Religião e cultura, irmãs siamesas
Religião e cultura são irmãs
siamesas. Compartilham o mesmo coração. E são elas que suprem aquilo que o ser
humano chama de alma. O alimento sólido é a alta cultura e, por exigir uma
digestão complexa, é compreensível que crianças e jovens tenham dificuldade em
ler Shakespeare, contemplar Rembrandt e ouvir Bach. Para apreciar esse tipo de
arte é preciso refinar o paladar. Refinar no sentido de se tornar superior. Não
para a prepotência, nem para inflar egos, e sim para conhecer a realidade,
desiludir-se das utopias e saber de uma vez por todas que o bem da humanidade,
de uma sociedade, de uma família só pode ser conquistado pela ação de
indivíduos. É o amor ao próximo o único meio para alcançar a tão sonhada “justiça social”. E começa em casa. Primeiro
pago minhas contas e limpo o que sujo. Depois me debruço sobre política
pública.
É muito bom quando a juventude
tem sede de saber. Pena mesmo é quando adultos, com toda a faculdade
intelectual possível, não conseguem reconhecer a realidade, nem valorizar e se
esforçar para ouvirem as vozes de nossos antepassados. Vozes essas que falam
através dos livros, das músicas, da poesia. Que continuam ecoando, mesmo quando
seus autores já morreram. O adulto que despreza o conhecimento vive na Matrix,
buscando a felicidade como um cachorro corre atrás do rabo. Iludido e
entorpecido, uma caricatura de homem.
Uma cultura rasteira e mesquinha
não pode produzir outra coisa a não ser políticos canalhas, jornalistas
péssimos, médicos charlatães e toda a sorte de profissionais de meia-tigela. O
povo vai se esquecendo de buscar as virtudes, vai se rendendo aos vícios. Com a
decadência da cultura pop, começa-se a exaltar o que era desprezado. Os heróis
de hoje retratados pela grande mídia matam civis e falam a novilíngua. Nem os vilões escapam da Polícia do Pensamento.
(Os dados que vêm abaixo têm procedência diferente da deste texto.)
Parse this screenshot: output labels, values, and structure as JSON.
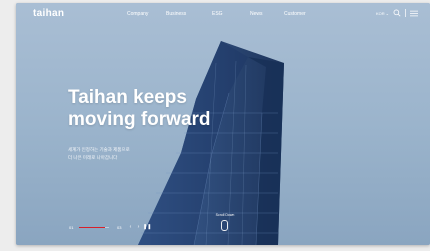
{
  "header": {
    "logo": "taihan",
    "nav": [
      "Company",
      "Business",
      "ESG",
      "News",
      "Customer"
    ],
    "lang": "KOR"
  },
  "hero": {
    "headline_line1": "Taihan keeps",
    "headline_line2": "moving forward",
    "sub_line1": "세계가 인정하는 기술과 제품으로",
    "sub_line2": "더 나은 미래로 나아갑니다"
  },
  "slider": {
    "current": "01",
    "total": "03",
    "progress": 0.85
  },
  "scroll": {
    "label": "Scroll Down"
  },
  "side_dock": {
    "icons": [
      "flag-icon",
      "globe-icon",
      "calendar-icon",
      "chat-icon"
    ],
    "accent": "#d8202a"
  },
  "colors": {
    "accent": "#d8202a",
    "dock": "#26282b"
  }
}
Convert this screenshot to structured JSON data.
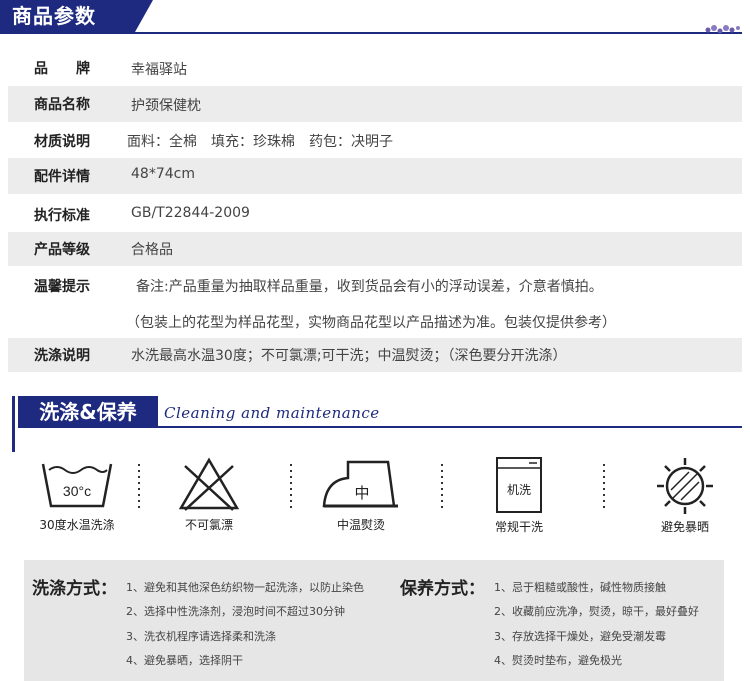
{
  "header": {
    "title": "商品参数"
  },
  "specs": [
    {
      "label": "品　　牌",
      "value": "幸福驿站"
    },
    {
      "label": "商品名称",
      "value": "护颈保健枕"
    },
    {
      "label": "材质说明",
      "value": "面料：全棉　填充：珍珠棉　药包：决明子"
    },
    {
      "label": "配件详情",
      "value": "48*74cm"
    },
    {
      "label": "执行标准",
      "value": "GB/T22844-2009"
    },
    {
      "label": "产品等级",
      "value": "合格品"
    },
    {
      "label": "温馨提示",
      "value": "备注:产品重量为抽取样品重量，收到货品会有小的浮动误差，介意者慎拍。",
      "value2": "（包装上的花型为样品花型，实物商品花型以产品描述为准。包装仅提供参考）"
    },
    {
      "label": "洗涤说明",
      "value": "水洗最高水温30度；不可氯漂;可干洗；中温熨烫；（深色要分开洗涤）"
    }
  ],
  "section": {
    "title": "洗涤&保养",
    "subtitle": "Cleaning and maintenance"
  },
  "care_icons": [
    {
      "icon": "wash-30-icon",
      "inner": "30°c",
      "caption": "30度水温洗涤"
    },
    {
      "icon": "no-bleach-icon",
      "inner": "",
      "caption": "不可氯漂"
    },
    {
      "icon": "iron-medium-icon",
      "inner": "中",
      "caption": "中温熨烫"
    },
    {
      "icon": "machine-dry-icon",
      "inner": "机洗",
      "caption": "常规干洗"
    },
    {
      "icon": "avoid-sun-icon",
      "inner": "",
      "caption": "避免暴晒"
    }
  ],
  "panel": {
    "wash": {
      "title": "洗涤方式：",
      "items": [
        "1、避免和其他深色纺织物一起洗涤，以防止染色",
        "2、选择中性洗涤剂，浸泡时间不超过30分钟",
        "3、洗衣机程序请选择柔和洗涤",
        "4、避免暴晒，选择阴干"
      ]
    },
    "care": {
      "title": "保养方式：",
      "items": [
        "1、忌于粗糙或酸性，碱性物质接触",
        "2、收藏前应洗净，熨烫，晾干，最好叠好",
        "3、存放选择干燥处，避免受潮发霉",
        "4、熨烫时垫布，避免极光"
      ]
    }
  }
}
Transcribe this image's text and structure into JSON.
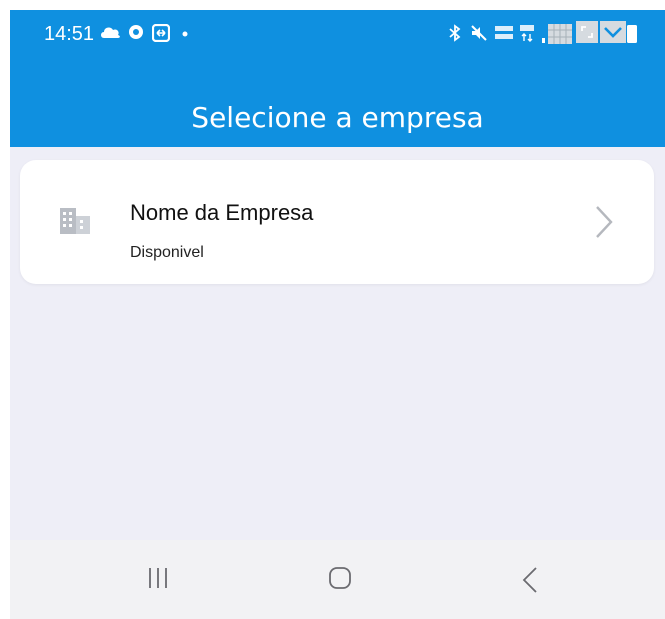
{
  "status_bar": {
    "time": "14:51",
    "left_icons": [
      "cloud-icon",
      "eye-icon",
      "app-icon",
      "dot-icon"
    ],
    "right_icons": [
      "bluetooth-icon",
      "mute-icon",
      "volte-icon",
      "4g-icon",
      "signal-icon",
      "battery-icon"
    ]
  },
  "app_bar": {
    "title": "Selecione a empresa",
    "color": "#0f90e0"
  },
  "company_list": [
    {
      "icon": "building-icon",
      "name": "Nome da Empresa",
      "status": "Disponivel",
      "action_icon": "chevron-right-icon"
    }
  ],
  "nav_bar": {
    "buttons": [
      "recent-apps-icon",
      "home-icon",
      "back-icon"
    ]
  },
  "colors": {
    "primary": "#0f90e0",
    "background": "#eeeef7",
    "card": "#ffffff"
  }
}
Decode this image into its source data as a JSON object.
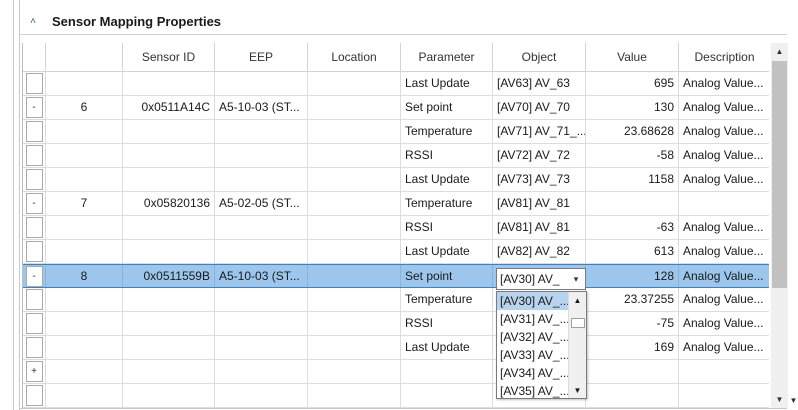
{
  "section": {
    "title": "Sensor Mapping Properties",
    "collapse_glyph": "˄"
  },
  "columns": [
    "",
    "",
    "Sensor ID",
    "EEP",
    "Location",
    "Parameter",
    "Object",
    "Value",
    "Description"
  ],
  "rows": [
    {
      "btn": "",
      "num": "",
      "sid": "",
      "eep": "",
      "loc": "",
      "par": "Last Update",
      "obj": "[AV63] AV_63",
      "val": "695",
      "desc": "Analog Value..."
    },
    {
      "btn": "-",
      "num": "6",
      "sid": "0x0511A14C",
      "eep": "A5-10-03 (ST...",
      "loc": "",
      "par": "Set point",
      "obj": "[AV70] AV_70",
      "val": "130",
      "desc": "Analog Value..."
    },
    {
      "btn": "",
      "num": "",
      "sid": "",
      "eep": "",
      "loc": "",
      "par": "Temperature",
      "obj": "[AV71] AV_71_...",
      "val": "23.68628",
      "desc": "Analog Value..."
    },
    {
      "btn": "",
      "num": "",
      "sid": "",
      "eep": "",
      "loc": "",
      "par": "RSSI",
      "obj": "[AV72] AV_72",
      "val": "-58",
      "desc": "Analog Value..."
    },
    {
      "btn": "",
      "num": "",
      "sid": "",
      "eep": "",
      "loc": "",
      "par": "Last Update",
      "obj": "[AV73] AV_73",
      "val": "1158",
      "desc": "Analog Value..."
    },
    {
      "btn": "-",
      "num": "7",
      "sid": "0x05820136",
      "eep": "A5-02-05 (ST...",
      "loc": "",
      "par": "Temperature",
      "obj": "[AV81] AV_81",
      "val": "",
      "desc": ""
    },
    {
      "btn": "",
      "num": "",
      "sid": "",
      "eep": "",
      "loc": "",
      "par": "RSSI",
      "obj": "[AV81] AV_81",
      "val": "-63",
      "desc": "Analog Value..."
    },
    {
      "btn": "",
      "num": "",
      "sid": "",
      "eep": "",
      "loc": "",
      "par": "Last Update",
      "obj": "[AV82] AV_82",
      "val": "613",
      "desc": "Analog Value..."
    },
    {
      "btn": "-",
      "num": "8",
      "sid": "0x0511559B",
      "eep": "A5-10-03 (ST...",
      "loc": "",
      "par": "Set point",
      "obj": "",
      "val": "128",
      "desc": "Analog Value..."
    },
    {
      "btn": "",
      "num": "",
      "sid": "",
      "eep": "",
      "loc": "",
      "par": "Temperature",
      "obj": "",
      "val": "23.37255",
      "desc": "Analog Value..."
    },
    {
      "btn": "",
      "num": "",
      "sid": "",
      "eep": "",
      "loc": "",
      "par": "RSSI",
      "obj": "",
      "val": "-75",
      "desc": "Analog Value..."
    },
    {
      "btn": "",
      "num": "",
      "sid": "",
      "eep": "",
      "loc": "",
      "par": "Last Update",
      "obj": "",
      "val": "169",
      "desc": "Analog Value..."
    },
    {
      "btn": "+",
      "num": "",
      "sid": "",
      "eep": "",
      "loc": "",
      "par": "",
      "obj": "",
      "val": "",
      "desc": ""
    },
    {
      "btn": "",
      "num": "",
      "sid": "",
      "eep": "",
      "loc": "",
      "par": "",
      "obj": "",
      "val": "",
      "desc": ""
    }
  ],
  "selected_row_index": 8,
  "object_combo": {
    "value": "[AV30] AV_",
    "arrow": "▾"
  },
  "dropdown_items": [
    "[AV30] AV_...",
    "[AV31] AV_...",
    "[AV32] AV_...",
    "[AV33] AV_...",
    "[AV34] AV_...",
    "[AV35] AV_..."
  ],
  "dropdown_highlight_index": 0,
  "colors": {
    "selection": "#9cc6ec",
    "accent": "#2563a8",
    "highlight": "#b8d3ee"
  }
}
Que o
diga nosso pobre Andrés de
Fonollosa, vulgo Berlim.
Mentes deformadas por propagandas
travestidas em arte e crime organizado camuflado de congregação religiosa,
tendem a terrestrializar a redenção do espírito. Revoluções querem destruir até
as bases, para edificar algo novo. Reformas almejam manter o que é bom, renovar
o que não funciona mais. Revolucionários tendem a se achar os portadores do bem
e apontar o inimigo como o mal. Reformistas deveriam reconhecer, com base no
Cristianismo, que o bem existe em si e que o mal é a negação do bem, assim como
o escuro é a ausência de luz. Portanto, todo ser humano tem potencial para ser
bom como um anjo ou vil como um demônio.
Acreditar que a religião é o ópio
do povo e que a cultura que interessa é apenas a que agrada ao self ou ao grupo a que se quer pertencer
é uma cosmovisão muito rasa e embaçada. Uma maneira medíocre de viver. O
cidadão que pensa assim, fecha-se para todo debate. Nesse caso, deveria, ao
menos, abster-se de emitir opiniões. Uma opinião não importa ao menos que venha
preenchida de experiência, leitura e pesquisa. Fundamentada na verdade, na
sinceridade e no que se aprende não apenas com a cultura de agora, mas também
com o que foi herdado.
É engano acreditar que a economia
e a disputa de classes são a explicação última para o sofrimento. O ser humano
é um animal demasiadamente complexo para ser estudado só por esse ângulo.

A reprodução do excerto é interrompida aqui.